Cr Barling’s motion, backed 10-2 by council, generated about half an hour of discussion.

Councillor Clive Robartson spoke against the motion, and said plastic bags were a part of everyday life “that we should be able to access as individuals”.

“I believe the government is only looking to ban these bags because it’s a warm and fuzzy; warm and fuzzy in that they think the majority of the voters will support it,” he said.

“But I think they might have a surprise coming.”

He said if the State Government wanted to implement change, it should also supply solutions to any issues.

His line of thinking was also supported by councillor Patricia Phelan.

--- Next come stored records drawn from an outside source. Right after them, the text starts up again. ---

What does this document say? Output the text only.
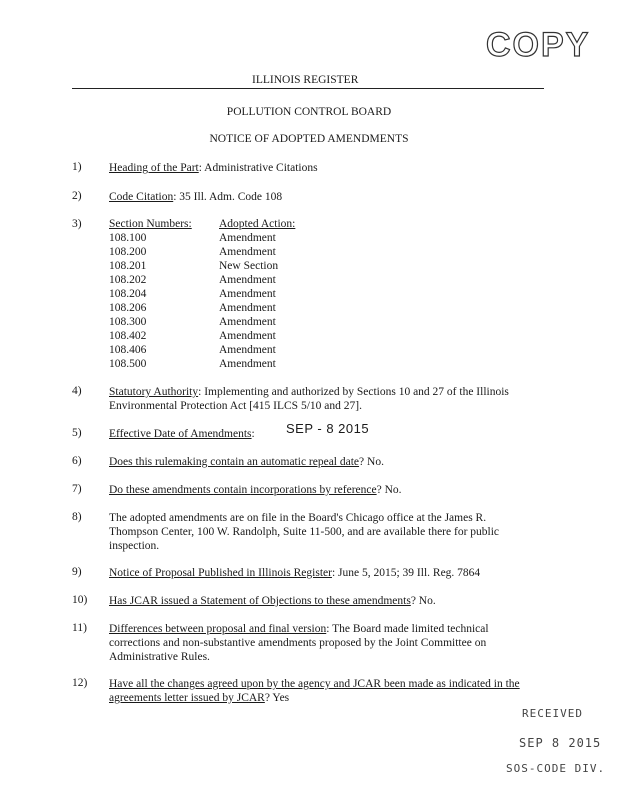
COPY
ILLINOIS REGISTER
POLLUTION CONTROL BOARD
NOTICE OF ADOPTED AMENDMENTS
1) Heading of the Part: Administrative Citations
2) Code Citation: 35 Ill. Adm. Code 108
3) Section Numbers: Adopted Action:
108.100	Amendment
108.200	Amendment
108.201	New Section
108.202	Amendment
108.204	Amendment
108.206	Amendment
108.300	Amendment
108.402	Amendment
108.406	Amendment
108.500	Amendment
4) Statutory Authority: Implementing and authorized by Sections 10 and 27 of the Illinois
Environmental Protection Act [415 ILCS 5/10 and 27].
5) Effective Date of Amendments:	SEP - 8 2015
6) Does this rulemaking contain an automatic repeal date? No.
7) Do these amendments contain incorporations by reference? No.
8) The adopted amendments are on file in the Board's Chicago office at the James R.
Thompson Center, 100 W. Randolph, Suite 11-500, and are available there for public
inspection.
9) Notice of Proposal Published in Illinois Register: June 5, 2015; 39 Ill. Reg. 7864
10) Has JCAR issued a Statement of Objections to these amendments? No.
11) Differences between proposal and final version: The Board made limited technical
corrections and non-substantive amendments proposed by the Joint Committee on
Administrative Rules.
12) Have all the changes agreed upon by the agency and JCAR been made as indicated in the
agreements letter issued by JCAR? Yes
RECEIVED
SEP 8 2015
SOS-CODE DIV.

“I think the best way we can deal with an excess of plastic is to look at consumerism and behaviour modification for a start,” she said.

“Education and behaviour modification is the way to go, not banning (plastic bags).”

Deputy Mayor Matt Woodall spoke in support of the motion and said he did not agree with the ban but that the proposal being debated was how the City could respond to it.

“I think we should consider steps we can take to assist residents, even just alerting them to the transition is something I think would be quite useful,” he said.

“That could be as simple as including a line on the rates notice advising people that is happening.

“I do have some concerns about the cost of providing reusable bags to residents but I think we may as well look into it and find out what those costs are.”

Guy Wieland said in support of the motion it was simply about asking City staff to put forward initiatives to consider.

“When they come back to us we can either vote for them or against them,” he said, adding that making even “one ounce of difference” was a bonus.

City staff will now consider initiatives the City may undertake to help residents move away from single-use plastic before a report is brought back before council.